Abstract
Limited large-scale evaluations exist for facilitation strategies of online discussions due to significant costs associated with human involvement. An effective solution is synthetic discussion simulations using Large Language Models (LLMs) to create initial pilot experiments. We propose design principles based on existing methodologies for synthetic discussion generation. Based on these principles, we propose a simple, generalizable, LLM-driven methodology to prototype the development of LLM facilitators by generating synthetic data without human involvement, and which surpasses current baselines. We use our methodology to test whether current Social Science strategies for facilitation can improve the performance of LLM facilitators. We find that, while LLM facilitators significantly improve synthetic discussions, there is no evidence that the application of these strategies leads to further improvements in discussion quality. In an effort to aid research in the field of facilitation, we release a large, publicly available dataset containing LLM-generated and LLM-annotated discussions using multiple open-source models. This dataset can be used for LLM facilitator finetuning as well as behavioral analysis of current out-of-the-box LLMs in the task. We also release an open-source python framework that efficiently implements our methodology at great scale.
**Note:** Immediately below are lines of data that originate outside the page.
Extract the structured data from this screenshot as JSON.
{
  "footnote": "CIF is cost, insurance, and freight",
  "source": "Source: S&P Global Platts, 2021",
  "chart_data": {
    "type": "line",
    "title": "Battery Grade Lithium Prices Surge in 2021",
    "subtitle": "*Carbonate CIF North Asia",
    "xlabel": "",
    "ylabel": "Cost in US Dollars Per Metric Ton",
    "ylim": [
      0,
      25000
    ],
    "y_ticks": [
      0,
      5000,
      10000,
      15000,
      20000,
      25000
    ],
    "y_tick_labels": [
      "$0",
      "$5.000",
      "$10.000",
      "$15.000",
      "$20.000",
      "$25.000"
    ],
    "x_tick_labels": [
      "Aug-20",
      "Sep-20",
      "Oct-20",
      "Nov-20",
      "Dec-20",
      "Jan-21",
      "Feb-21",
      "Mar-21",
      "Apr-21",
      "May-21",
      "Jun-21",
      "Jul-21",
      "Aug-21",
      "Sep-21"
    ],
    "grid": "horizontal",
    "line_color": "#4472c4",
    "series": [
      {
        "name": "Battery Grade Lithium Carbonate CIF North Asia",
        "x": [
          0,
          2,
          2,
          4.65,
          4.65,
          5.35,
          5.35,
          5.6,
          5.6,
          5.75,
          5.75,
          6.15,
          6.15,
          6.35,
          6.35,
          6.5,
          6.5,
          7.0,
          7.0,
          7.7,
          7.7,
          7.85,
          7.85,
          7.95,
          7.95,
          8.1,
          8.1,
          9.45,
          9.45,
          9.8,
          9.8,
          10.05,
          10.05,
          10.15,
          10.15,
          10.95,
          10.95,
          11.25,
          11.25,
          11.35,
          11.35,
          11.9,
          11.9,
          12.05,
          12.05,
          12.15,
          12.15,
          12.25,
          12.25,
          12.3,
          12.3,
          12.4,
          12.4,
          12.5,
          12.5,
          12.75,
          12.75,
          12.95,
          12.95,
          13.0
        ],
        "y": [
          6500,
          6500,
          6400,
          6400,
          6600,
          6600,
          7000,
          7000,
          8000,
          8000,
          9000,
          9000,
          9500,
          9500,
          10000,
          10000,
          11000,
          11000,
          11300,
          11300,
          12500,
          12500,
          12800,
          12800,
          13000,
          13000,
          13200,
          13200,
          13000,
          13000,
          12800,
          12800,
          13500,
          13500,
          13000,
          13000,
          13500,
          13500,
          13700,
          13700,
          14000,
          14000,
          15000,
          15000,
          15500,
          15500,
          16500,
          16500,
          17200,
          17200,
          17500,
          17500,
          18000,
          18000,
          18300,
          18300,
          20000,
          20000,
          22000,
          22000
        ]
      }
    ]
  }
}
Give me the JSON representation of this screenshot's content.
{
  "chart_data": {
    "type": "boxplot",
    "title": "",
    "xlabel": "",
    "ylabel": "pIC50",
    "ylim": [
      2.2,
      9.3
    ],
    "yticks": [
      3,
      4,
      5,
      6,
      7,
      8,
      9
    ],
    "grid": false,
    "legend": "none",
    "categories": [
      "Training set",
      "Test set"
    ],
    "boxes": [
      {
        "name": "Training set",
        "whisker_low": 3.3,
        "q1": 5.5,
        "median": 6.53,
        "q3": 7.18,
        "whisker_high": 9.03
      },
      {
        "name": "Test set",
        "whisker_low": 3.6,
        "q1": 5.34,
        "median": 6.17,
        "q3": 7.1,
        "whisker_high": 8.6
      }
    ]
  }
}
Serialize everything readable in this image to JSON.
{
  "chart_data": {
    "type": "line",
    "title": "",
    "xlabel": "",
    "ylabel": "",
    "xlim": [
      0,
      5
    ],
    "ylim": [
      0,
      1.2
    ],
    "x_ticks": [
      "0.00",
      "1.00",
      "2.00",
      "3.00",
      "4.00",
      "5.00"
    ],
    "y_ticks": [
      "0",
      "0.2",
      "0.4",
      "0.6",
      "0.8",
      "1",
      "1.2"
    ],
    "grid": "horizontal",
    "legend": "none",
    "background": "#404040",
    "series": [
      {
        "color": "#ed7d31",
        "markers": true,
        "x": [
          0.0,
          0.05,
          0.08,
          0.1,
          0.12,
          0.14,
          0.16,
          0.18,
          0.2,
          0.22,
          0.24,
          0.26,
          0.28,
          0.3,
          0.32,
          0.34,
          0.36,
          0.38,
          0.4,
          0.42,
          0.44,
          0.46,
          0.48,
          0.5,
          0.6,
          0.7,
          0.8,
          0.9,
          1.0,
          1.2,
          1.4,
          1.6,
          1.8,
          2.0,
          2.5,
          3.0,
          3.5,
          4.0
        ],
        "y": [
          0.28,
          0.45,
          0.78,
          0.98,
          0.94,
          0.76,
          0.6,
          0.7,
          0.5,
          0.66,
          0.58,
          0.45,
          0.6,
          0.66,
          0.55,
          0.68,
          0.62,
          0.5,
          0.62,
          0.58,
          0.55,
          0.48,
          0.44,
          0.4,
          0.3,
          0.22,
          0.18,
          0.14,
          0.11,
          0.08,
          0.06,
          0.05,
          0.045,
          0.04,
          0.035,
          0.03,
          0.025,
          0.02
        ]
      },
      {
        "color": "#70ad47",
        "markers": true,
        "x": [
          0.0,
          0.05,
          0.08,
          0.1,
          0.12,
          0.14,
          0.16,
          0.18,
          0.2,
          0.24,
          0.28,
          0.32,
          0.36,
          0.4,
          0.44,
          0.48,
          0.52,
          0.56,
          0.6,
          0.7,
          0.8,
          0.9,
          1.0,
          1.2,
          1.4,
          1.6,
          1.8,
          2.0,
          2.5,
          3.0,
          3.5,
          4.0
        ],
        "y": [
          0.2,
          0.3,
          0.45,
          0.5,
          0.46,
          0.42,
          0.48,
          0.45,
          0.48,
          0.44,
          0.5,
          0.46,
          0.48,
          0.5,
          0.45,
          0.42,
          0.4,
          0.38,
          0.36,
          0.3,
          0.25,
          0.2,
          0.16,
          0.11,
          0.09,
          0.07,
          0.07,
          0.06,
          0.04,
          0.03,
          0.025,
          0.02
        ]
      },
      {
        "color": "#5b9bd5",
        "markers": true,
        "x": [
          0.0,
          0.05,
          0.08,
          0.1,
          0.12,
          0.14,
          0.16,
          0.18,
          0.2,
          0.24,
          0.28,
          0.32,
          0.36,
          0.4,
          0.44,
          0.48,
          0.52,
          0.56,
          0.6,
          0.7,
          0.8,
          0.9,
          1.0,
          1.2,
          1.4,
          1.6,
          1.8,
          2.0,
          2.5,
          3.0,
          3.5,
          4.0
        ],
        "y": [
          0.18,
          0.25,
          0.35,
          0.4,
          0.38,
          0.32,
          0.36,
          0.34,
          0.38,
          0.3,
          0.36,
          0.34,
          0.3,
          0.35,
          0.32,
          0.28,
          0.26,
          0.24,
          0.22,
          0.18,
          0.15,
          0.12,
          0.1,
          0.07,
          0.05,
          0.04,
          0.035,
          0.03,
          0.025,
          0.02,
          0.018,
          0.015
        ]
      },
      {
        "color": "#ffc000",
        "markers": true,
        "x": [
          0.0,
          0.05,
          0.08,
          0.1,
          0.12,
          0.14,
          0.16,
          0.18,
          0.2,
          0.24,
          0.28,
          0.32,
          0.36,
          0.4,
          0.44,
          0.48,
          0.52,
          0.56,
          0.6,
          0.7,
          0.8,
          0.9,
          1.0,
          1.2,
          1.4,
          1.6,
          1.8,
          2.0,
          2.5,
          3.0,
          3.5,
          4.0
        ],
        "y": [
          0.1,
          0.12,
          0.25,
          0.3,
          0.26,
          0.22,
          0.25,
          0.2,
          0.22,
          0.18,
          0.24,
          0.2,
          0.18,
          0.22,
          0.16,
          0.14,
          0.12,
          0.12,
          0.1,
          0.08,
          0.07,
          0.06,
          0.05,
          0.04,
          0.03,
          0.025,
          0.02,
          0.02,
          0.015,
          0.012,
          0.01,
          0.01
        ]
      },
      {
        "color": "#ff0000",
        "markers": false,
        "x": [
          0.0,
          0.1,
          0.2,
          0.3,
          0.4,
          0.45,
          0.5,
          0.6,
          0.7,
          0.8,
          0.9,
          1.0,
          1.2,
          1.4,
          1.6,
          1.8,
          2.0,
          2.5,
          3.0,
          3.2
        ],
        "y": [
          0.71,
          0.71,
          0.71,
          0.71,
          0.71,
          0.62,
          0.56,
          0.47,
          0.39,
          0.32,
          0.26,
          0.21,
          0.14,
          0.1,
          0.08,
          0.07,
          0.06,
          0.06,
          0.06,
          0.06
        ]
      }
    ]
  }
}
“Facilitation” used as a synonym for mediation.
They find that LLM facilitators improve synthetic discussions, but they do not have evidence that the strategies lead to improvements in discussion quality.
They test 6 different facilitation strategies:
- No moderator
- No instructions: LLM provided with basic instructions like “You are a moderator, keep the discussion civil.”
- Rules only: “Be fair and impartial, assist users, don’t spread misinformation”. Derived from LLM alignment guidelines.
- Regulation room: inspired by the Regulation Room platform: “Stick to a maximum of two questions, use simple and clear language, deal with off-topic comments.”
- Constructive communications: inspired by the MIT Center for Constructive Communications. “Do not make decisions, be a guide, provide explanations.”
- Moderation game: “User is toxic: -5 points, User corrects behavior: +10 points.”

Again, I don’t like this because it’s all LLMs. LLM does the commenting, LLM does the annotating.